Clifford Volume and Free Fermion Volume: Complementary Scalable Benchmarks for Quantum Computers
Attila Portik, Orsolya Kálmán, Thomas Monz, Zoltán Zimborás
TL;DR
This work introduces two complementary volumetric benchmarks, Clifford Volume (CLV) and Free Fermion Volume (FFV), to quantify quantum hardware capacity in a scalable, classically verifiable, and platform-agnostic way. CLV tests random Clifford unitaries via stabilizer/destabilizer Pauli measurements, while FFV tests free-fermion evolutions mapped through Jordan–Wigner, enabling orthogonality checks with Majorana operators; together they span a universal gate set and reflect practical primitives. The authors provide rigorous threshold-based verification criteria, baseline realizations, and numerical studies under realistic noise, plus an experimental demonstration of CLV achieving 34 on Quantinuum’s H2-1. The framework supports fair cross-platform benchmarking and offers a pathway toward hybridized and fault-tolerance–oriented metrics as quantum devices mature.
Abstract
As quantum computing advances toward the late-NISQ and early fault-tolerant eras, scalable and platform-independent benchmarks are essential for quantifying computational capacity in a classically verifiable manner.
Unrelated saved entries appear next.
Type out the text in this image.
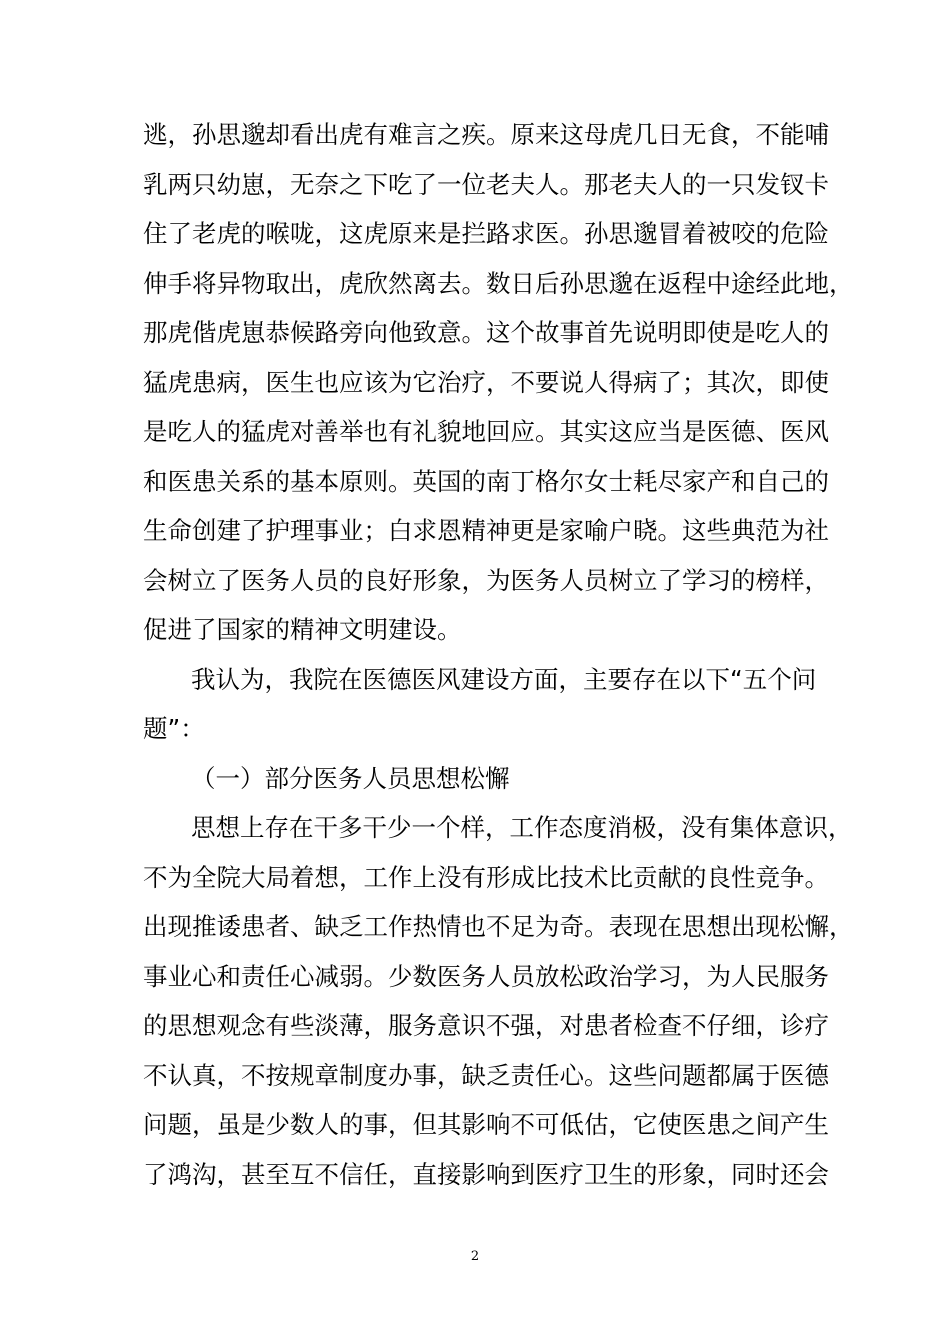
逃，孙思邈却看出虎有难言之疾。原来这母虎几日无食，不能哺
乳两只幼崽，无奈之下吃了一位老夫人。那老夫人的一只发钗卡
住了老虎的喉咙，这虎原来是拦路求医。孙思邈冒着被咬的危险
伸手将异物取出，虎欣然离去。数日后孙思邈在返程中途经此地，
那虎偕虎崽恭候路旁向他致意。这个故事首先说明即使是吃人的
猛虎患病，医生也应该为它治疗，不要说人得病了；其次，即使
是吃人的猛虎对善举也有礼貌地回应。其实这应当是医德、医风
和医患关系的基本原则。英国的南丁格尔女士耗尽家产和自己的
生命创建了护理事业；白求恩精神更是家喻户晓。这些典范为社
会树立了医务人员的良好形象，为医务人员树立了学习的榜样，
促进了国家的精神文明建设。
我认为，我院在医德医风建设方面，主要存在以下“五个问
题”：
（一）部分医务人员思想松懈
思想上存在干多干少一个样，工作态度消极，没有集体意识，
不为全院大局着想，工作上没有形成比技术比贡献的良性竞争。
出现推诿患者、缺乏工作热情也不足为奇。表现在思想出现松懈，
事业心和责任心减弱。少数医务人员放松政治学习，为人民服务
的思想观念有些淡薄，服务意识不强，对患者检查不仔细，诊疗
不认真，不按规章制度办事，缺乏责任心。这些问题都属于医德
问题，虽是少数人的事，但其影响不可低估，它使医患之间产生
了鸿沟，甚至互不信任，直接影响到医疗卫生的形象，同时还会
2
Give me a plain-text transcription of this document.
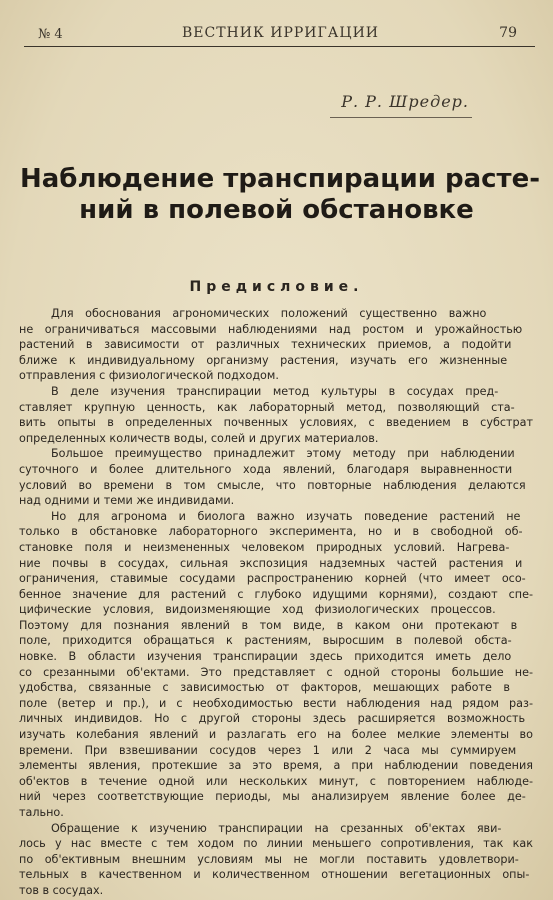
№ 4	ВЕСТНИК ИРРИГАЦИИ	79
Р. Р. Шредер.
Наблюдение транспирации расте-
ний в полевой обстановке
Предисловие.

Для обоснования агрономических положений существенно важно
не ограничиваться массовыми наблюдениями над ростом и урожайностью
растений в зависимости от различных технических приемов, а подойти
ближе к индивидуальному организму растения, изучать его жизненные
отправления с физиологической подходом.

В деле изучения транспирации метод культуры в сосудах пред-
ставляет крупную ценность, как лабораторный метод, позволяющий ста-
вить опыты в определенных почвенных условиях, с введением в субстрат
определенных количеств воды, солей и других материалов.

Большое преимущество принадлежит этому методу при наблюдении
суточного и более длительного хода явлений, благодаря выравненности
условий во времени в том смысле, что повторные наблюдения делаются
над одними и теми же индивидами.

Но для агронома и биолога важно изучать поведение растений не
только в обстановке лабораторного эксперимента, но и в свободной об-
становке поля и неизмененных человеком природных условий. Нагрева-
ние почвы в сосудах, сильная экспозиция надземных частей растения и
ограничения, ставимые сосудами распространению корней (что имеет осо-
бенное значение для растений с глубоко идущими корнями), создают спе-
цифические условия, видоизменяющие ход физиологических процессов.
Поэтому для познания явлений в том виде, в каком они протекают в
поле, приходится обращаться к растениям, выросшим в полевой обста-
новке. В области изучения транспирации здесь приходится иметь дело
со срезанными об'ектами. Это представляет с одной стороны большие не-
удобства, связанные с зависимостью от факторов, мешающих работе в
поле (ветер и пр.), и с необходимостью вести наблюдения над рядом раз-
личных индивидов. Но с другой стороны здесь расширяется возможность
изучать колебания явлений и разлагать его на более мелкие элементы во
времени. При взвешивании сосудов через 1 или 2 часа мы суммируем
элементы явления, протекшие за это время, а при наблюдении поведения
об'ектов в течение одной или нескольких минут, с повторением наблюде-
ний через соответствующие периоды, мы анализируем явление более де-
тально.

Обращение к изучению транспирации на срезанных об'ектах яви-
лось у нас вместе с тем ходом по линии меньшего сопротивления, так как
по об'ективным внешним условиям мы не могли поставить удовлетвори-
тельных в качественном и количественном отношении вегетационных опы-
тов в сосудах.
We introduce two volumetric benchmarks, Clifford Volume and Free Fermion Volume, that assess quantum hardware by testing the execution of random Clifford and free fermion operations. These two groups of unitaries possess a combination of properties that make them ideal for benchmarking: (i) each is individually efficient to simulate classically, enabling verification at scale; (ii) together they form a universal gate set; (iii) they serve as essential algorithmic primitives in practical applications (including shadow tomography and quantum chemistry); and (iv) their definitions are formulated abstractly, without explicit reference to hardware-specific features such as qubit connectivity or native gate sets. This framework thus enables scalable and fair cross-platform comparisons and tracks meaningful computational advancement. We demonstrate the practical feasibility of these benchmarks through extensive numerical simulations across realistic noise parameters and through experimental validation on Quantinuum's H2-1 trapped-ion quantum computer, which achieves a Clifford Volume of 34.